At the end of the first full workweek of 2012 (last week was a four-day workweek in case anyone noticed), I reviewed the articles on the disability market I came across over the holiday break, and thought I’d share some of the more interesting ones.

Beauty Stocks Are Not Just Skin-Deep

The fortunes of beauty companies rise and fall depending on how their customers feel about themselves and their looks. In many ways, advancing age defines people’s self-perceptions of themselves. And as this generation’s largest population cohort, the baby boomers, hit their 60’s, an interesting phenomenon has occurred: beauty stocks are going up in a market that is still going sideways due to slowing economies, rising debt, and underemployed workers.

Financial Scams Increasing as Baby Boomers Age

Elderly people are historically vulnerable to scammers who look to take advantage of their insecurities and diminished mental faculties. And when this oldest demographic is becoming populated by the large baby boomer cohort, statistics are showing a marked increase in investment fraud. This will result in higher costs for banks, insurance companies, and enforcement agencies.

Canada, Eh!

It’s not only the United States.

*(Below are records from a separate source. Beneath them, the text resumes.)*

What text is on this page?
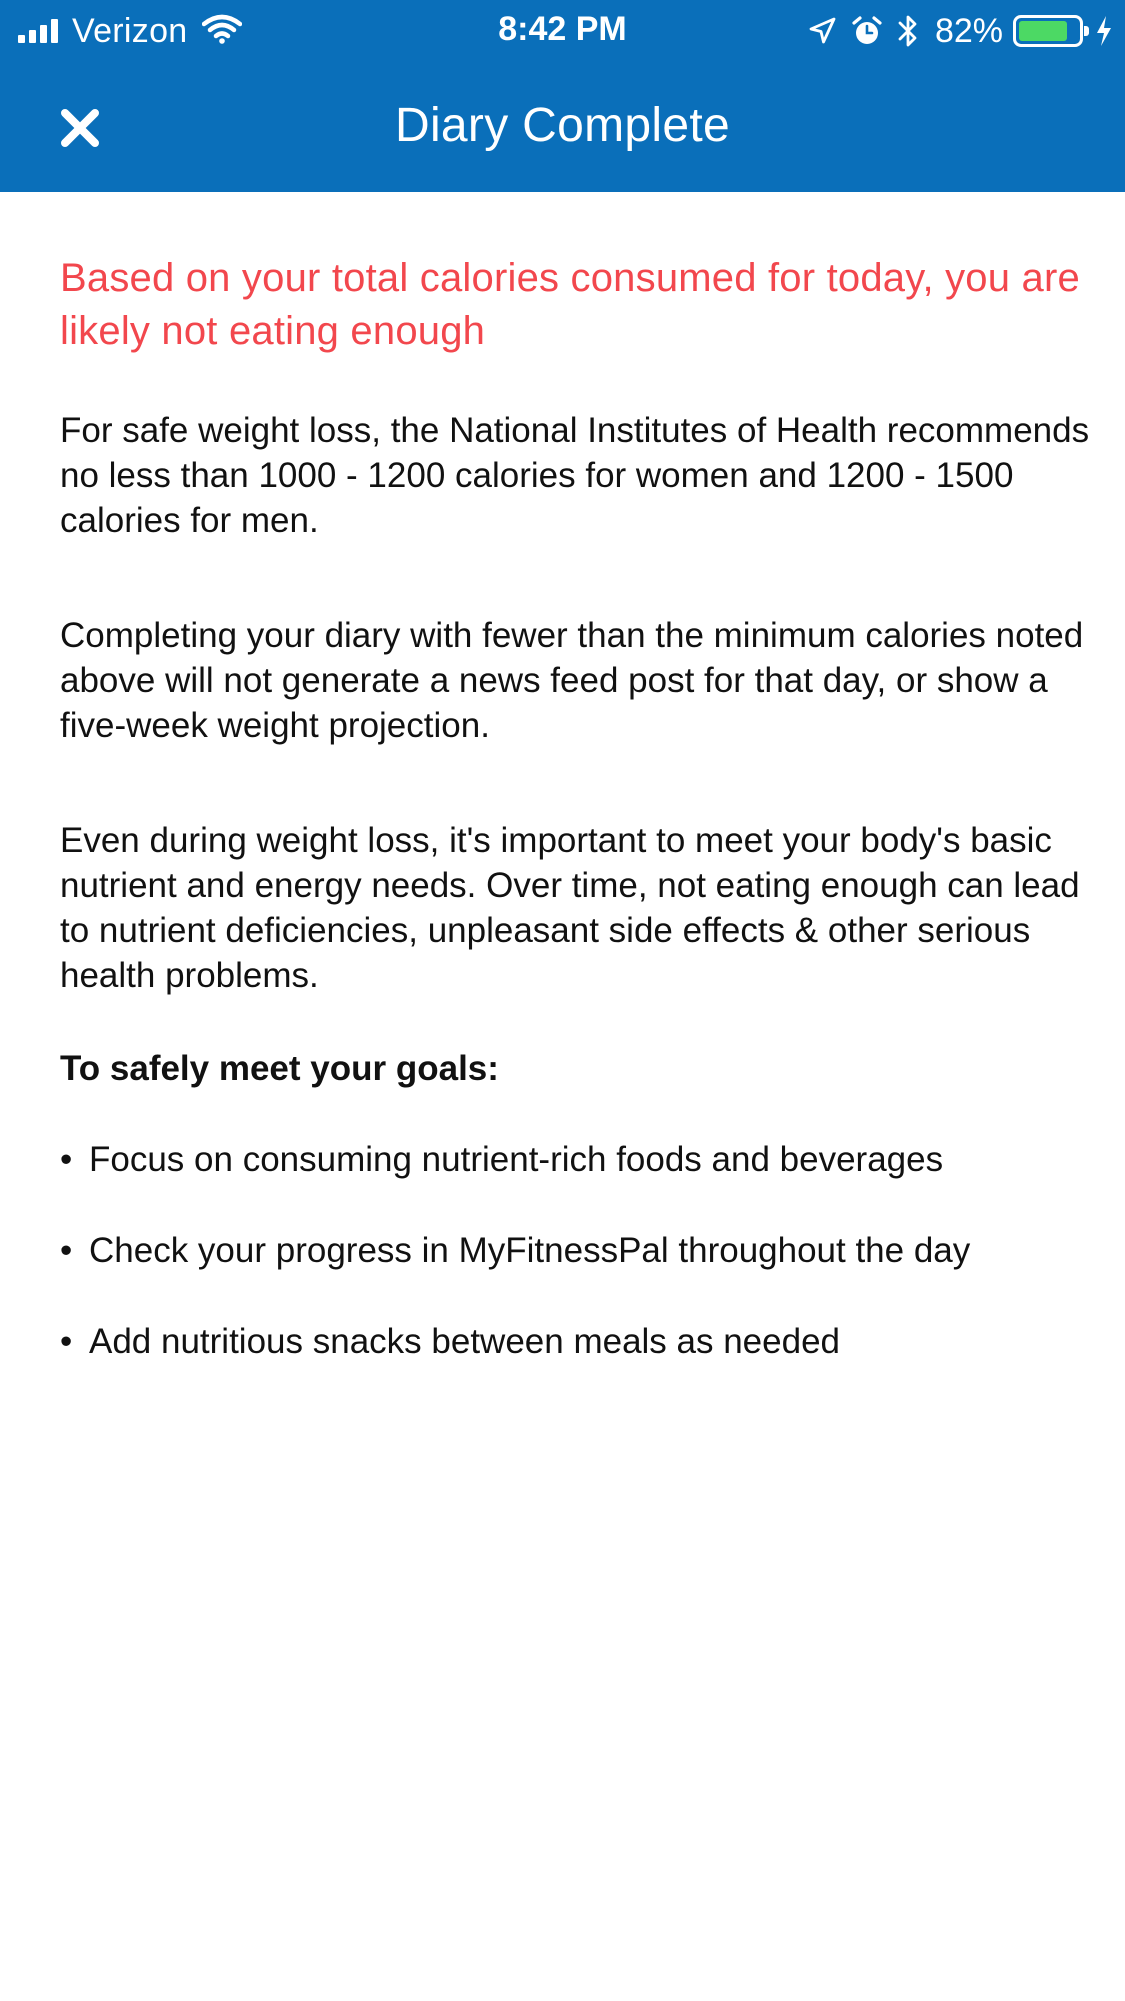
Verizon	8:42 PM	82%
Diary Complete
Based on your total calories consumed for today, you are likely not eating enough

For safe weight loss, the National Institutes of Health recommends no less than 1000 - 1200 calories for women and 1200 - 1500 calories for men.

Completing your diary with fewer than the minimum calories noted above will not generate a news feed post for that day, or show a five-week weight projection.

Even during weight loss, it's important to meet your body's basic nutrient and energy needs. Over time, not eating enough can lead to nutrient deficiencies, unpleasant side effects & other serious health problems.

To safely meet your goals:
• Focus on consuming nutrient-rich foods and beverages
• Check your progress in MyFitnessPal throughout the day
• Add nutritious snacks between meals as needed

Canadian baby boomers are influencing the housing market in the Great White North.

Move Your Eye Left, Move Your Eye Right

A great example of how eye-movement technology originally developed to meet the needs of people with disabilities is making it into the mainstream.

An Accessible Speakerphone For People With Mobility Impairments

Plantronics — a well-known handset maker — has come out with a speakerphone that is accessible to phone callers who have mobility issues.

“But We Don’t Have Any Disabled Customers!”

And finally, this is why there is no good business case for waiting until a disabled person asks fo an accessible product, service or accommodation. If businesses do not understand the classic buying behaviors of the 54-million-strong – and growing – market of consumers with disabilities, these people won’t be interested in buying from these businesses.